From Thomas Kellerer
Subject MVIEW refresh consistently faster then insert ... select
Date
Msg-id ngc5s0$f2a$1@ger.gmane.org
Whole thread Raw
Responses Re: MVIEW refresh consistently faster then insert ... select  (Kevin Grittner <kgrittn@gmail.com>)
List pgsql-general
Hello,

I have a table that is an aggregation of another table.
This aggregation reduces an input of ~14 million rows to ~4 million rows.

So far I have used a truncate/insert approach for this:

    truncate table stock;
    insert into stock (product_id, warehouse_id, reserved_provisional, reserved, available, non_deliverable)
    select product_id, warehouse_id, sum(reserved_provisional), sum(reserved), sum(available), sum(non_deliverable)
    from staging.stock_data
    group by product_id, warehouse_id;

The table has a primary key on (product_id, warehouse_id), all columns are integer columns.
The refresh takes approx 2 minutes (fastest was 1:40) on our development server (CentOS, Postgres 9.5.0)
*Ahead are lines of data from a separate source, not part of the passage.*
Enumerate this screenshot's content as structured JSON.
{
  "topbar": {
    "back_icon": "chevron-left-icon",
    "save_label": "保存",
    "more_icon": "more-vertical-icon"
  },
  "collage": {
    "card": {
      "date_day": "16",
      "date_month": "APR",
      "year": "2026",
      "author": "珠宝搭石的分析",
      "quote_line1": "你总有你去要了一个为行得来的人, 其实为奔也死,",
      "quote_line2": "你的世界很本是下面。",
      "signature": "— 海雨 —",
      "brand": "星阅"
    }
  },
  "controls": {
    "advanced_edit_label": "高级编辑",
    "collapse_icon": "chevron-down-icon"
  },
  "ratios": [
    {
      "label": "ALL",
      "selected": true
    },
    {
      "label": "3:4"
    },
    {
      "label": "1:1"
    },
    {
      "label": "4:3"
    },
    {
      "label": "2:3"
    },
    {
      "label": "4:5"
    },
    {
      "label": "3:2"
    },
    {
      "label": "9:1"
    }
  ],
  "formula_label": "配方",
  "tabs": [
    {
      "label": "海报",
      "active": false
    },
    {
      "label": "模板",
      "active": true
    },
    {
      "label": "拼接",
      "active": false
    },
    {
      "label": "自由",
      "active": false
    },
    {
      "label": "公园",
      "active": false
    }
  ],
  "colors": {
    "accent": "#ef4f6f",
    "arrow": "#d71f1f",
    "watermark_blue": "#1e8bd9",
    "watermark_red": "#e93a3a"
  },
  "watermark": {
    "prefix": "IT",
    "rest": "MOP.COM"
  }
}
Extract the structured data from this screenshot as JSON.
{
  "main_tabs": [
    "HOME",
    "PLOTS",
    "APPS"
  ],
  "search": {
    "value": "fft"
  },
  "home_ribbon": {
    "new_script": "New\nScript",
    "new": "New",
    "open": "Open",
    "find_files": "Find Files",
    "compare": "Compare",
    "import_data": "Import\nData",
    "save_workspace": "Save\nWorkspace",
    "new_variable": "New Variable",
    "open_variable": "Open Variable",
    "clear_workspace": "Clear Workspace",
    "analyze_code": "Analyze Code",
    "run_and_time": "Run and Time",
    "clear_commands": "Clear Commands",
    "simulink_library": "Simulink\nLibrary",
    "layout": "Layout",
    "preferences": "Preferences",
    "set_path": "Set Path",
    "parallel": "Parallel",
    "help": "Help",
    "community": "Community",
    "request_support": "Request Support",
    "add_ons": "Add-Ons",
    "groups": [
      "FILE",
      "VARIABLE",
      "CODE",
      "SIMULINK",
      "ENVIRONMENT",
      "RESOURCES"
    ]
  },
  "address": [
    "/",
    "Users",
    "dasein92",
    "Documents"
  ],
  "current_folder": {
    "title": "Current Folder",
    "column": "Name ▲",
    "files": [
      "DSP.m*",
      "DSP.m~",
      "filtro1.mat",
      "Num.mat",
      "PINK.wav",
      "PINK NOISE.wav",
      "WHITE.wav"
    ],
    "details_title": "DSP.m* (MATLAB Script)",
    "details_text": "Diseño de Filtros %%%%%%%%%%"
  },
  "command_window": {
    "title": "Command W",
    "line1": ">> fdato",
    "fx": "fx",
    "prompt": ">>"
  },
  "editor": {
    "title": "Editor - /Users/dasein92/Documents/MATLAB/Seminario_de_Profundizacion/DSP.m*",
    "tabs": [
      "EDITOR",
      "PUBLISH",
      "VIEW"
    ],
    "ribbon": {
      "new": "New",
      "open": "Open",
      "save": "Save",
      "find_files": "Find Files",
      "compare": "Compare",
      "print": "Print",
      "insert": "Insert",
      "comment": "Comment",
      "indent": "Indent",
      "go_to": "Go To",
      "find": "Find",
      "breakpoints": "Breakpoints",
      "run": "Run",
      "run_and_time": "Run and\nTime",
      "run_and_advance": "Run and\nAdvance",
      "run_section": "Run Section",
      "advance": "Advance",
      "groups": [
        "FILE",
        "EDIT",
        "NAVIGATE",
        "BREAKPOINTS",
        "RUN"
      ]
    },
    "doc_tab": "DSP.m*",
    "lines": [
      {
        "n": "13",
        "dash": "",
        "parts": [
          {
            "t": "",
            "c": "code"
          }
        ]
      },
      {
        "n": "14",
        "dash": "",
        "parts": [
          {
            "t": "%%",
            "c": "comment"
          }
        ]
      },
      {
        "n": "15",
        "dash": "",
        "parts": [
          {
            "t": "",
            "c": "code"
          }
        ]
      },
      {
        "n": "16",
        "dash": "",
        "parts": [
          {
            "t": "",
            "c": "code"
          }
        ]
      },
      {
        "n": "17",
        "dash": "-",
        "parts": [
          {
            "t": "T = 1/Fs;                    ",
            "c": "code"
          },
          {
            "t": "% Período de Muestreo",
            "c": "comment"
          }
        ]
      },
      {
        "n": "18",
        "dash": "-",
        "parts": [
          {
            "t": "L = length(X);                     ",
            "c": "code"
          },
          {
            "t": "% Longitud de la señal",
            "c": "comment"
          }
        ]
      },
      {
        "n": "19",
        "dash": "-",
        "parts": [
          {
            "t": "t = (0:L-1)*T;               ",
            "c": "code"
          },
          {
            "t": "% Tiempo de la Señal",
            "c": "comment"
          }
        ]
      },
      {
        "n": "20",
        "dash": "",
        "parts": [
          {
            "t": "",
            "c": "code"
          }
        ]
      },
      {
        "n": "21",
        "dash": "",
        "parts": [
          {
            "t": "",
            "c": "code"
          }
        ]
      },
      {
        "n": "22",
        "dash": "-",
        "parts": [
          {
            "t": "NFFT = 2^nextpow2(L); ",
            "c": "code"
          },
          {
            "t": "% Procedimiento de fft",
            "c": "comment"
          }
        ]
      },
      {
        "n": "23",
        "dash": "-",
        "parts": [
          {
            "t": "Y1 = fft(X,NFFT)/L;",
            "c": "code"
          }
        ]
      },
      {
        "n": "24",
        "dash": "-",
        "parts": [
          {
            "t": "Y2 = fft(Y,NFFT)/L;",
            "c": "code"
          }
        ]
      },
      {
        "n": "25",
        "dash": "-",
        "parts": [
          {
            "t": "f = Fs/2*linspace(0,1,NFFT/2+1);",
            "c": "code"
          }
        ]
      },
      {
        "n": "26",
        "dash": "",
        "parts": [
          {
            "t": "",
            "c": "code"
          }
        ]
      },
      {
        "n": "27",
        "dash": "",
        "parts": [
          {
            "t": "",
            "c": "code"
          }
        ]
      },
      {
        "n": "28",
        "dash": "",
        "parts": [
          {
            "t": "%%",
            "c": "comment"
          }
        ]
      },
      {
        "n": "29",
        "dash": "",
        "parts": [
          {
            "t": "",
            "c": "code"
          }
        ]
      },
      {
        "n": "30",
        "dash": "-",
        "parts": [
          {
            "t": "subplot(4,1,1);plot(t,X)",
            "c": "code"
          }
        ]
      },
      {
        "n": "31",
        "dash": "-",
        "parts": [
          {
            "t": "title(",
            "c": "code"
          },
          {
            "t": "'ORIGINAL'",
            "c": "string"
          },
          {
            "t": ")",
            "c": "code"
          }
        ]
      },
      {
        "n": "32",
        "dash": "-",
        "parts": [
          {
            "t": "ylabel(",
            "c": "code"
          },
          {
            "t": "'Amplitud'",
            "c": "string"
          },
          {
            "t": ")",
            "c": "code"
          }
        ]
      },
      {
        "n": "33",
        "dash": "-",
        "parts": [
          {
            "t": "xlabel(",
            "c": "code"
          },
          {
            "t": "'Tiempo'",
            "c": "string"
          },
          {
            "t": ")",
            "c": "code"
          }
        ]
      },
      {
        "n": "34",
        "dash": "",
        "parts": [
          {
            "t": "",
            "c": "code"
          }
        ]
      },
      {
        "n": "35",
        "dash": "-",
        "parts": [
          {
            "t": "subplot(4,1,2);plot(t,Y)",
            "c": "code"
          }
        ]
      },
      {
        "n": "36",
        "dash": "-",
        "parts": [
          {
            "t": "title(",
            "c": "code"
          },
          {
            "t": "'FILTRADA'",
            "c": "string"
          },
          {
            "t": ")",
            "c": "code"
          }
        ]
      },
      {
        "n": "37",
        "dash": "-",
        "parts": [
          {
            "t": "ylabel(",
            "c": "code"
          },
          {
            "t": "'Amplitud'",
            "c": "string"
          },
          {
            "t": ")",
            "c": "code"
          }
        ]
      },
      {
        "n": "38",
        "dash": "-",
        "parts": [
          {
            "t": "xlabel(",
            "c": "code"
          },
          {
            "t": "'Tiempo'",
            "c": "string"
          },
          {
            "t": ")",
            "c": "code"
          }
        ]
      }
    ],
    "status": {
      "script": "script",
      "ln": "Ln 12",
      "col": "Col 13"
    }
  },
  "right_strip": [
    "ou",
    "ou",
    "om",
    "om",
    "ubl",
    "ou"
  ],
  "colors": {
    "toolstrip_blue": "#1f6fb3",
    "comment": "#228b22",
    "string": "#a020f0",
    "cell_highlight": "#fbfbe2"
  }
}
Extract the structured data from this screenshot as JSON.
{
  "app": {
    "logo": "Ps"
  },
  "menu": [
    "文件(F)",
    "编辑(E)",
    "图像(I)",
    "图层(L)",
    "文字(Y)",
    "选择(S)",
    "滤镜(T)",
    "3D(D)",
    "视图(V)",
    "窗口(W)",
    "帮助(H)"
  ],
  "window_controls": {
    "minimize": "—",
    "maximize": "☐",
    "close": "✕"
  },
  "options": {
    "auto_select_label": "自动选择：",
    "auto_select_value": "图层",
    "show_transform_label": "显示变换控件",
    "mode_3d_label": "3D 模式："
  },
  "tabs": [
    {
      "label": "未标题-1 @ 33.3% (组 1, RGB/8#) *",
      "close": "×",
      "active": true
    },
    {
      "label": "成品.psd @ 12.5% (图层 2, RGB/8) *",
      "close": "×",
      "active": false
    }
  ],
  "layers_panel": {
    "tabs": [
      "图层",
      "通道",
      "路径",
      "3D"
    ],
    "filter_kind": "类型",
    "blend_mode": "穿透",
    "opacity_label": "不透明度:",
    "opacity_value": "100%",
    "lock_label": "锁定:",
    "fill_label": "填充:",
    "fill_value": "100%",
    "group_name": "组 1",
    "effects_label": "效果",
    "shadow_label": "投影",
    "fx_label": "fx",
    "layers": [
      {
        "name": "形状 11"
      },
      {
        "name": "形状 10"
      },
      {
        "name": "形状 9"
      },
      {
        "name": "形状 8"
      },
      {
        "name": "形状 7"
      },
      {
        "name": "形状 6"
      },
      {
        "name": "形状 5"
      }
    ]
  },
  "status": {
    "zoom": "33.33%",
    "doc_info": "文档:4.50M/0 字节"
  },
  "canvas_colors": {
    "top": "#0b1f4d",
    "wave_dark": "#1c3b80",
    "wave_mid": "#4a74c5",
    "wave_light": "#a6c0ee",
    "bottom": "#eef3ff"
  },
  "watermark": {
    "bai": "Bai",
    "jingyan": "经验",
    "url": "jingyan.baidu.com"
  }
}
However, when I create a materialized view:

    create materialized view mv_stock
    as
    select product_id,
           warehouse_id,
           sum(reserved_provisional) as reserved_provisional,
           sum(reserved) as reserved,
           sum(available) as available,
           sum(non_deliverable) as non_deliverable
    from staging.stock_data
    group by product_id, warehouse_id;

    create unique index pk_mv_stock on mv_stock (product_id, warehouse_id);

Subsequent refreshs using "REFRESH MATERIALIZED VIEW mv_stock" are consistently much faster: between 40 seconds and 1
minute

I have run both refreshs about 10 times now, so caching effects should not be there.

My question is: what is refresh mview doing differently then a plain insert ... select that it makes that so much
faster? 

The select itself takes about 25 seconds. It is using an external merge on disk, which can be removed by increasing
work_mem(the select then goes down to 12 seconds, but that doesn't change much in the runtime of the refreshs).  

The 2 minutes are perfectly acceptable, I'm just curious why refreshing the mview would be so much faster as the work
theyare doing should be exactly the same.